New physics-based analysis approaches to determine free surface velocities, and the arrival of the free surface at lithium-niobate piezoelectric pins in the presence of dense ejecta

We apply new velocimetry (PDV) and ejecta analysis techniques on a 40 mm powder-gun experiment and find exceptional timing and precision and accuracy between two independent diagnostics. The experiment studied ejecta formation from Ce at the M-9 (Shock and Detonation Physics Group) Dynamic Equation of State (DEOS) facility. The diagnostics included PDV and lithium-niobate (LN) piezoelectric pins. The 50 mm diameter and 1.5 mm thick Ce sample was affixed to a Cu plate within an environmentally controlled cell that was filled with He to an initial gas pressure of P_I = 5.25 atm. The impact was symmetric, Cu impacting the Cu plate, and the impactor velocity was U_I = 1.883±0.008 mm/ms, as determined from six PZT-pins from a pin-block diagnostic. The new PDV analysis approach observed a free-surface velocity of u_fs = 2.432±0.003 mm/ms from seven PDV probes. The new LN-pin analysis technique determined the surface arrival, at the heights z_p = 20.2 mm of three LN-pins, to be t_fs = 19.439±0.009 ms. Based relative common timing of 0.010 ms between the two diagnostics, we evaluated the precision and accuracy of the combined approaches. That is, from the observed first motion in the PDV amplitude vs. time signals a(t), the shockwave breakout time from the Ce sample was t_BO = 11.130±0.006 ms.
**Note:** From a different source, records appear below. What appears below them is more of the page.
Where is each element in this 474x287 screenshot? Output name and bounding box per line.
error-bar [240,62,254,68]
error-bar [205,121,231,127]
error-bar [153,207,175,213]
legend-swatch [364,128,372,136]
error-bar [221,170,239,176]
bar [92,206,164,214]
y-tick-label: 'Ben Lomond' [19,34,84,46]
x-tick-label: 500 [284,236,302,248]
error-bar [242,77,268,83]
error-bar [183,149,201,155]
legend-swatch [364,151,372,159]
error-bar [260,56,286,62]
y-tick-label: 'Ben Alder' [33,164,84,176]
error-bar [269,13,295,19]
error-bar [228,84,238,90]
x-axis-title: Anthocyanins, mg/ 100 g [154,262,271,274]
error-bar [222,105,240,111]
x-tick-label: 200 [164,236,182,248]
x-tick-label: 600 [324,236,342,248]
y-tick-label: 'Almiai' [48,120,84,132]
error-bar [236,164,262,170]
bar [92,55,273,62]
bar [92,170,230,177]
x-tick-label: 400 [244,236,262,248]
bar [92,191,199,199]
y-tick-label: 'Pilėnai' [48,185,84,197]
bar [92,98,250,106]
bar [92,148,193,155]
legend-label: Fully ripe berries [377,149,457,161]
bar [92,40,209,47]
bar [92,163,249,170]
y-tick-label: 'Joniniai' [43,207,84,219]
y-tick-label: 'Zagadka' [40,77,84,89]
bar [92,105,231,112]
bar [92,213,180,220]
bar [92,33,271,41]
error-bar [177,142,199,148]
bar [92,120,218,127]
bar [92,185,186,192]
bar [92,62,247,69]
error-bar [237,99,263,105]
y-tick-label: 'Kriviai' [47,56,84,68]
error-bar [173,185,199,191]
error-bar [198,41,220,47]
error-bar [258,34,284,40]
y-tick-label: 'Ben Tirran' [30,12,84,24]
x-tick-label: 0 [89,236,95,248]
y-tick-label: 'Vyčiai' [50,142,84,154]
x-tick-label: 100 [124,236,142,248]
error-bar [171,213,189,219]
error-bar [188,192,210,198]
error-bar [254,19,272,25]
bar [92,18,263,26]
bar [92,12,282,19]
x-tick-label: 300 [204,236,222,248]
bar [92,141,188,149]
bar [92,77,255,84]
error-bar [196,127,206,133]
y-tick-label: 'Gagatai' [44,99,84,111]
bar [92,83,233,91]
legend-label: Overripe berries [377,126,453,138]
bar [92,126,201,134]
From this, the predicted arrival time of the Ce surface at the LN-pins was 19.435±0.006 ms, in exceptional agreement with t_fs. Additional validation is the shockwave in the He gas. Based on u_fs, we calculate a gas-shockwave velocity of U_S(C) = 3.530 mm/ms, which is to be compared the LN-pin measured velocity of U_S(M) = 3.509 mm/ms. We will present full details of the two new physics approaches we developed and applied on the Ce ejecta experiment on the DEOS 40 mm powder gun.